Yunanistan ile okul hakkında konuşarak eve doğru ilerledik. Benim evim uzaktaydı. Eve ulaştığımızda Yunanistan yine söyleniyordu. Anahtarı cebimden çıkardığım zaman Azerbaycan kapıyı açtı. Yunanistan'ı süzdü. Yunanistan'ı sevdiği söylenemezdi. Onu umursayıp bana döndü. Sert bir bakışla ona döndüm. Yaptığı şey ayıptı. Offlayarak ona döndü "Hoşgeldin, abi ben bugün Japonyadayım. Bilmiyorum evde nolursa artık?" Yaptığı şey beni sinirlendirmişti. Dişlerimin arasından "Tamam, git Japonya'ya. Selamımı söyle." dedim. Sırıtarak evden ayrıldı. Allah'ım bana sabır ver! Yunanistan ayakkabılarını çıkarıp eve girdi ardından da ben. Japonya şuna naıl katlanıyorsa artık. Yunanistan 'Evin yine eskisi gibi" dedidiğini duydum. Evet, değişikliği pek seven birisi değilimdir. Yunanistan salona girdi. Odanın köşesinde duran vitrine baktı. Gülümsedi ve ikimizin olduğu bir resmi eline aldı. "Hey, hala bu resimleri buraya mı koyuyorsun?" dedi. "Elbette, niye koymıyım ki?" Yunanistan mutlu gözüküyordu. "Bu anıyı hatırlıyorum. İlk tanıştığımız andı. Sen hatırlıyor musun?" Elindeki resimde küçük ikimiz birbirimize sarsılmıştık. O anıyı hatırlıyordum.

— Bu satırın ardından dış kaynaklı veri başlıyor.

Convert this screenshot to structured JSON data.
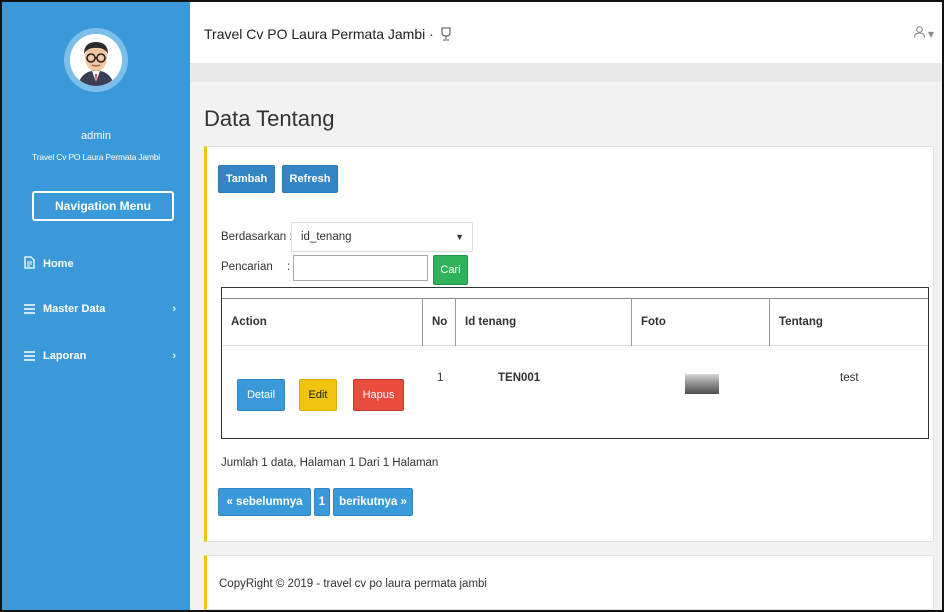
{
  "sidebar": {
    "username": "admin",
    "company": "Travel Cv PO Laura Permata Jambi",
    "nav_button": "Navigation Menu",
    "items": [
      {
        "label": "Home",
        "icon": "file-icon"
      },
      {
        "label": "Master Data",
        "icon": "menu-icon",
        "chevron": "›"
      },
      {
        "label": "Laporan",
        "icon": "menu-icon",
        "chevron": "›"
      }
    ]
  },
  "topbar": {
    "brand": "Travel Cv PO Laura Permata Jambi",
    "brand_icon": "trophy-icon",
    "user_icon": "user-icon",
    "user_caret": "▾"
  },
  "page": {
    "title": "Data Tentang"
  },
  "toolbar": {
    "tambah": "Tambah",
    "refresh": "Refresh"
  },
  "filter": {
    "by_label": "Berdasarkan :",
    "by_value": "id_tenang",
    "search_label": "Pencarian",
    "search_colon": ":",
    "search_value": "",
    "search_button": "Cari"
  },
  "table": {
    "headers": [
      "Action",
      "No",
      "Id tenang",
      "Foto",
      "Tentang"
    ],
    "rows": [
      {
        "no": "1",
        "id": "TEN001",
        "tentang": "test",
        "actions": [
          "Detail",
          "Edit",
          "Hapus"
        ]
      }
    ]
  },
  "summary": "Jumlah 1 data, Halaman 1 Dari 1 Halaman",
  "pagination": {
    "prev": "« sebelumnya",
    "page": "1",
    "next": "berikutnya »"
  },
  "footer": "CopyRight © 2019 - travel cv po laura permata jambi",
  "colors": {
    "sidebar": "#3a9ad9",
    "accent_border": "#f1c40f",
    "primary": "#3385c6",
    "success": "#2fb25a",
    "warning": "#f1c40f",
    "danger": "#e74c3c"
  }
}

Küçük kız yere düşmüştü. Acıyan bileğini baktı. Kanıyordu. Minik tombik yanaklarından damlalar süzülüyordu. Öteki ülkeler onunla dalga geçiyordu. Buna alışmıştı. "Aptala bak AĞLIYOR. Sulugöz!" O sırada birisinin ayak seslerini duydu. "Bunu yapmayın! Niye yapıyorsunuz ki!?" Kız sesin geldiği yöne baktı. Kendinden bir kaç santim uzun olan erkek çocuğu vardı karşısında. Öteki ülkelerden birisi "Sulugözün arkadaşı da gelmiş!" Çocuk "Sizin gibilerin mutsuz olduğu için böyle şeyler yapıyormuşsunuz. Annem söylemişti." Çocukların arasında sessizlik çöktü. En sonunda birisi atılıp "O zaman annen de aptal..." dedi. Çocuk sinirlenmiş "Benim annem aptal DEĞİL! Siz aptalsınız!" diye bağırmıştı. "Ne dediğine dikk-" derken minik Türkiye onun suratına vurmuştu. Çocuk sendeleyerek geriye düştü. Türkiye kızın elinden tuttu ve onu kaldırdı. İkiside hızlıca koşmaya başlamıştı. En sonunda kimsenin onları takip etmediğinden emin olunca ikiside durdu. Türkiye "İyi misin? Seni benim annem iğleştirir. Kendisi bir peridir." dedi. Kız bu cümleler karşısında gülümsemeden edememişti. Sonra minik kız Türkiye'ye sarıldı. Türkiye ilk başta ne olduğunu pek anlamamış sonra o da sarılmıştı. Türkiye "Hadi annemin yanına gidelim!" dedi ve minik kızın elinden tuttu.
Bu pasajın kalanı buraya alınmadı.